Our own Cistercian Father Saint Bernard of Clairvaux was one of the greatest preachers of Divine Mercy. In a sermon he delivered to his monks, Bernard describes himself as  "burdened with sins, enveloped in darkness, enslaved to pleasure, tormented with desires, dominated by passions, filled with delusions, always prone to evil, easily accessible to every vice, in a word, full of all shame and confusion.” We should not dismiss this self-description by Bernard as humble posturing.  This was indeed an accurate account of what Bernard had discovered about himself.  Instead of this being something that filled him with fear, in his openness to God's grace he had mercy upon himself, as it were.  This inspired him to have mercy upon all his brothers in their misery.  And this opened him even more to a knowledge of the Father of Mercies.  He discovered that Mercy's natural home is our misery.  That's the destination to which it rushes like the wind.  Like Saint Thérèse would, centuries later, Bernard wrote and proclaimed: “The mercy of God is from eternity. Surely there can be nothing co-eternal with the Father save the Son and the Holy Spirit.  And each of these two is not so much merciful, as mercy itself.  But the Father himself is also Mercy.  And these three are not three mercies, but one mercy.”
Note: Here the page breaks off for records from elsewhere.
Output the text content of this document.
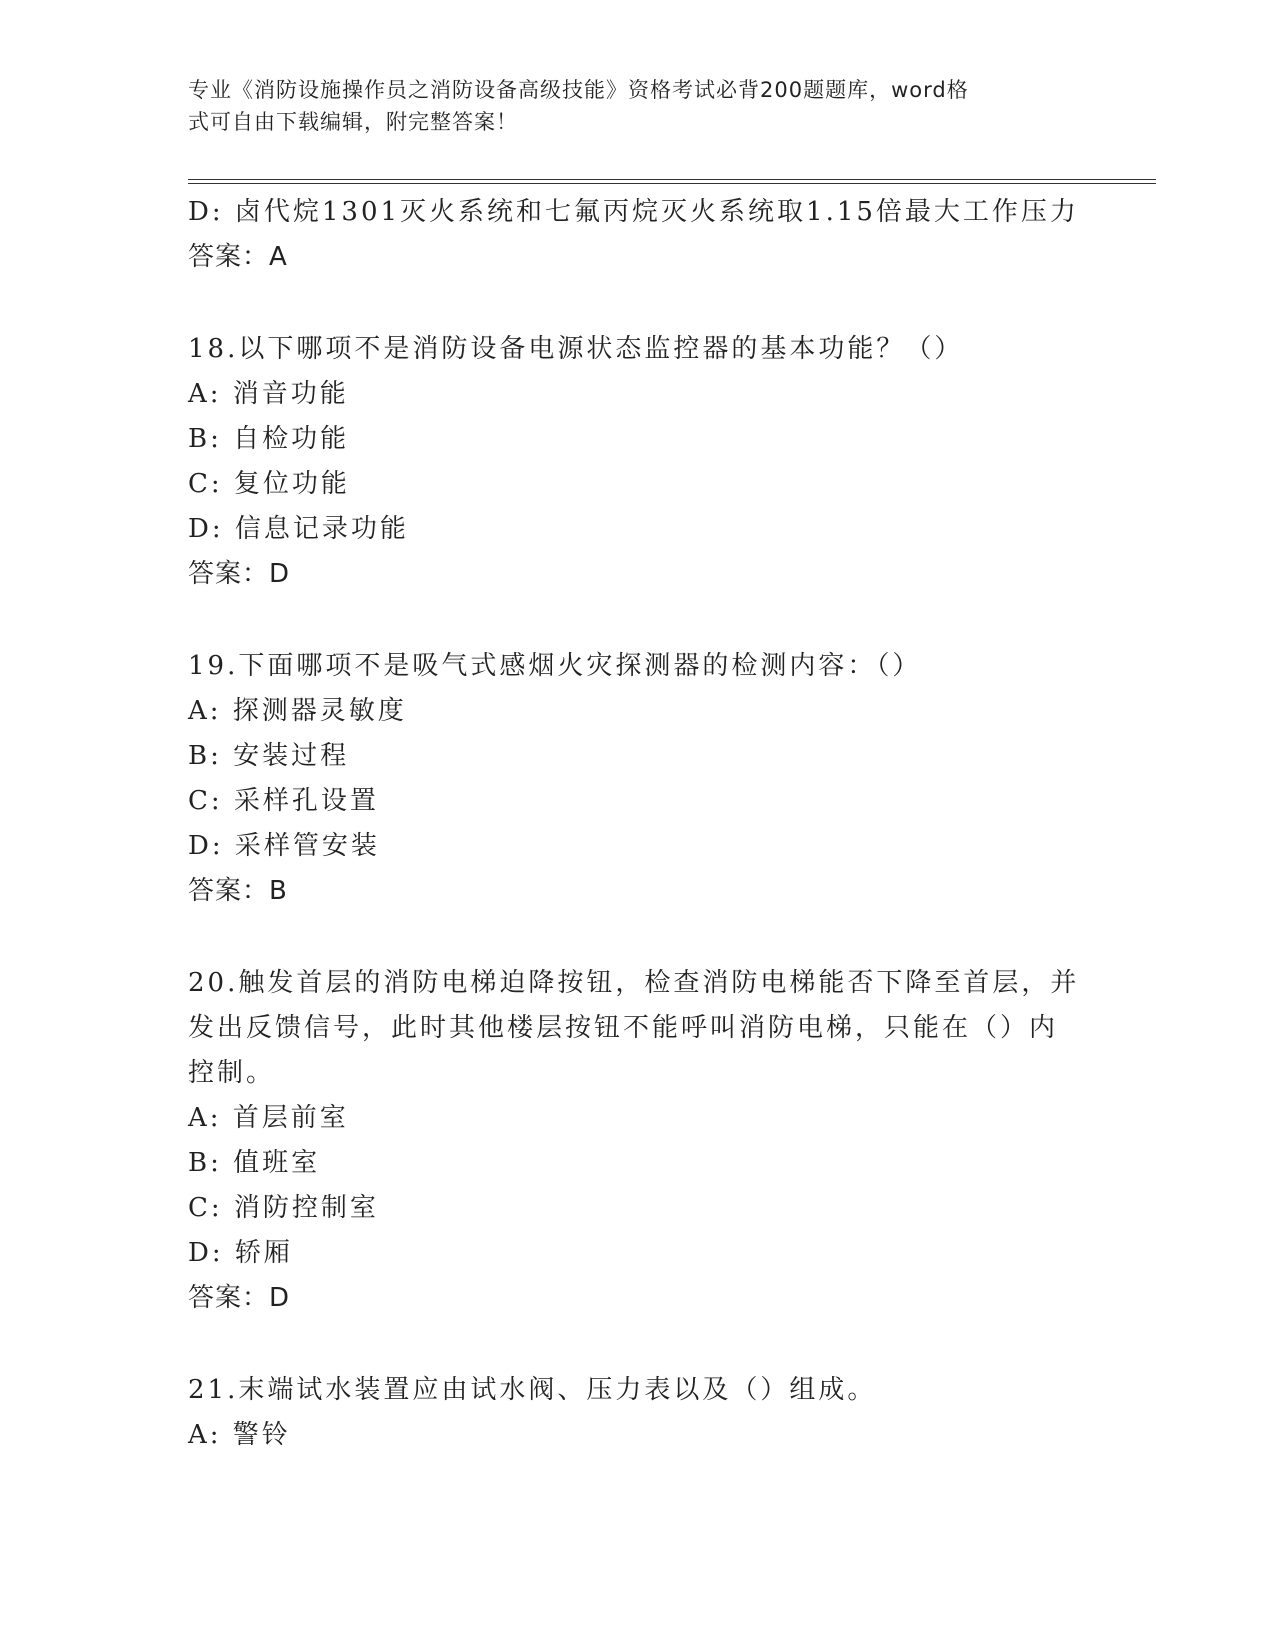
专业《消防设施操作员之消防设备高级技能》资格考试必背200题题库，word格
式可自由下载编辑，附完整答案！
D: 卤代烷1301灭火系统和七氟丙烷灭火系统取1.15倍最大工作压力
答案：A
18.以下哪项不是消防设备电源状态监控器的基本功能？（）
A: 消音功能
B: 自检功能
C: 复位功能
D: 信息记录功能
答案：D
19.下面哪项不是吸气式感烟火灾探测器的检测内容：（）
A: 探测器灵敏度
B: 安装过程
C: 采样孔设置
D: 采样管安装
答案：B
20.触发首层的消防电梯迫降按钮，检查消防电梯能否下降至首层，并
发出反馈信号，此时其他楼层按钮不能呼叫消防电梯，只能在（）内
控制。
A: 首层前室
B: 值班室
C: 消防控制室
D: 轿厢
答案：D
21.末端试水装置应由试水阀、压力表以及（）组成。
A: 警铃
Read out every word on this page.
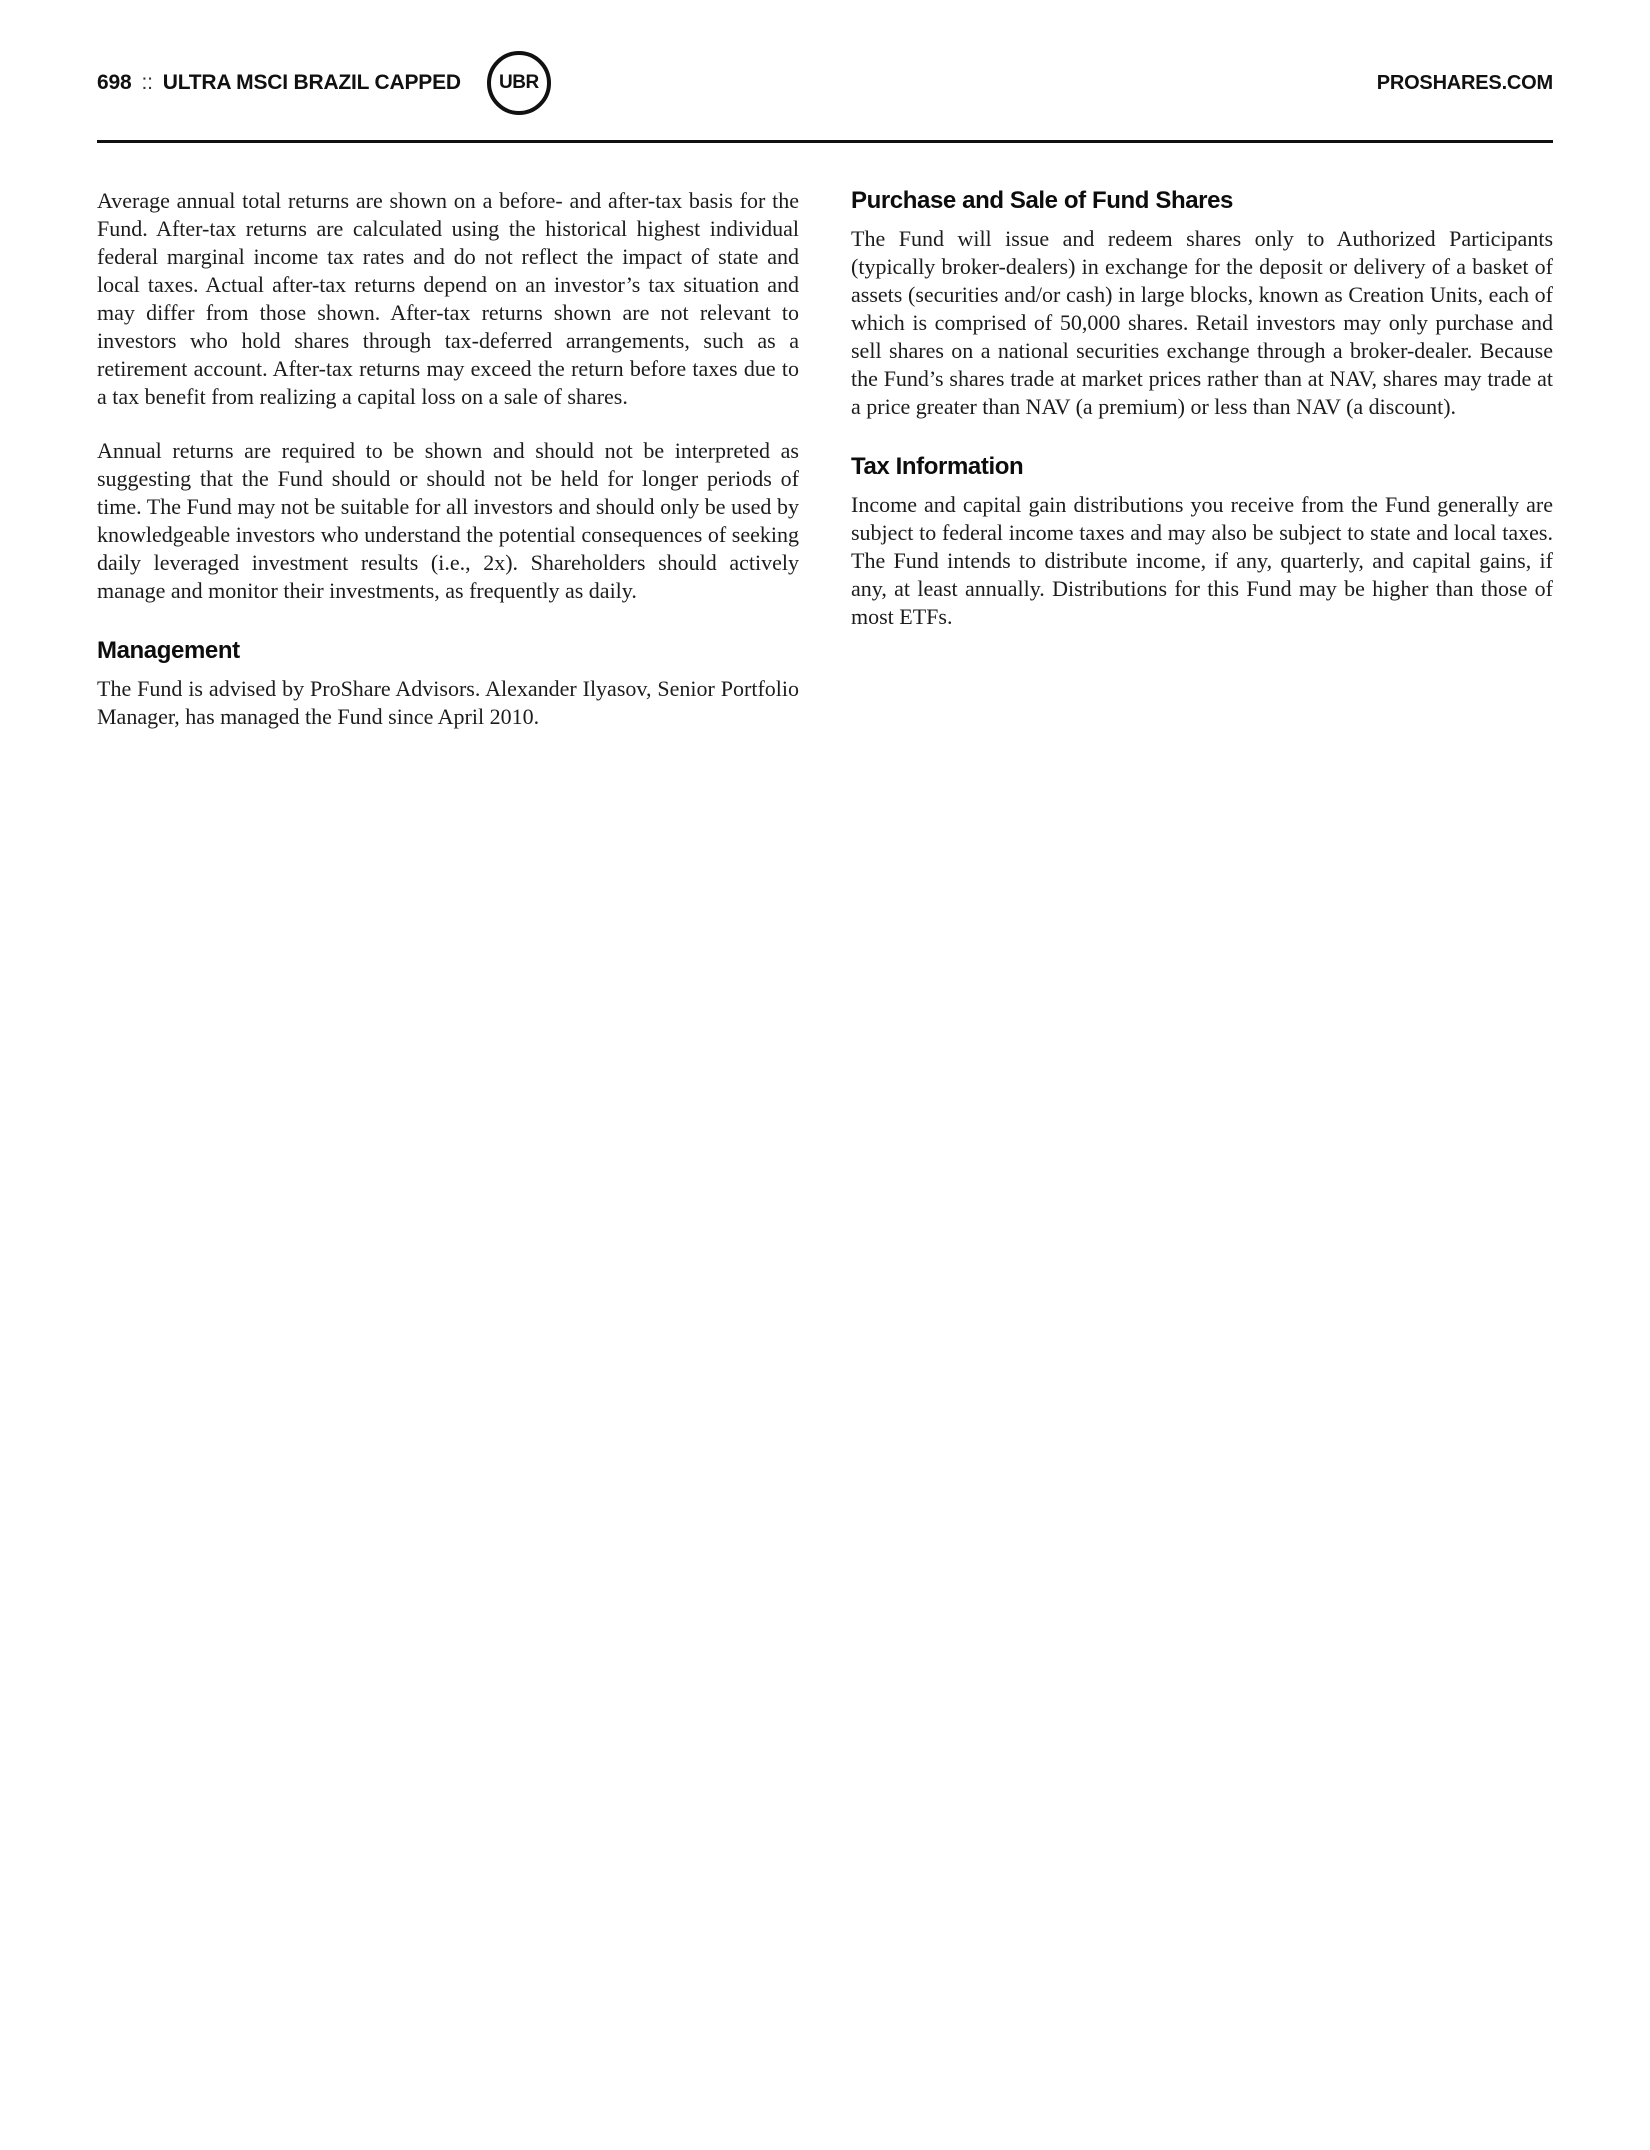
698 :: ULTRA MSCI BRAZIL CAPPED UBR	PROSHARES.COM

Average annual total returns are shown on a before- and after-tax basis for the Fund. After-tax returns are calculated using the historical highest individual federal marginal income tax rates and do not reflect the impact of state and local taxes. Actual after-tax returns depend on an investor’s tax situation and may differ from those shown. After-tax returns shown are not relevant to investors who hold shares through tax-deferred arrangements, such as a retirement account. After-tax returns may exceed the return before taxes due to a tax benefit from realizing a capital loss on a sale of shares.

Annual returns are required to be shown and should not be interpreted as suggesting that the Fund should or should not be held for longer periods of time. The Fund may not be suitable for all investors and should only be used by knowledgeable investors who understand the potential consequences of seeking daily leveraged investment results (i.e., 2x). Shareholders should actively manage and monitor their investments, as frequently as daily.

Management

The Fund is advised by ProShare Advisors. Alexander Ilyasov, Senior Portfolio Manager, has managed the Fund since April 2010.

Purchase and Sale of Fund Shares

The Fund will issue and redeem shares only to Authorized Participants (typically broker-dealers) in exchange for the deposit or delivery of a basket of assets (securities and/or cash) in large blocks, known as Creation Units, each of which is comprised of 50,000 shares. Retail investors may only purchase and sell shares on a national securities exchange through a broker-dealer. Because the Fund’s shares trade at market prices rather than at NAV, shares may trade at a price greater than NAV (a premium) or less than NAV (a discount).

Tax Information

Income and capital gain distributions you receive from the Fund generally are subject to federal income taxes and may also be subject to state and local taxes. The Fund intends to distribute income, if any, quarterly, and capital gains, if any, at least annually. Distributions for this Fund may be higher than those of most ETFs.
Faced with our own misery, the only sane response to ourselves and to our brothers and sisters, who likewise suffer, is to have mercy, to practice the forgiveness of sins; and thus to know and proclaim the God of Mercy. We encounter the merciful Risen Lord in the sacrament of the Eucharist, the sacrament of Mercy. Here we receive the body of Christ given up for us, and the Blood of the new and eternal covenant poured out for us for the forgiveness of sins. Have mercy on us, O Lord, for we place all our hope in you.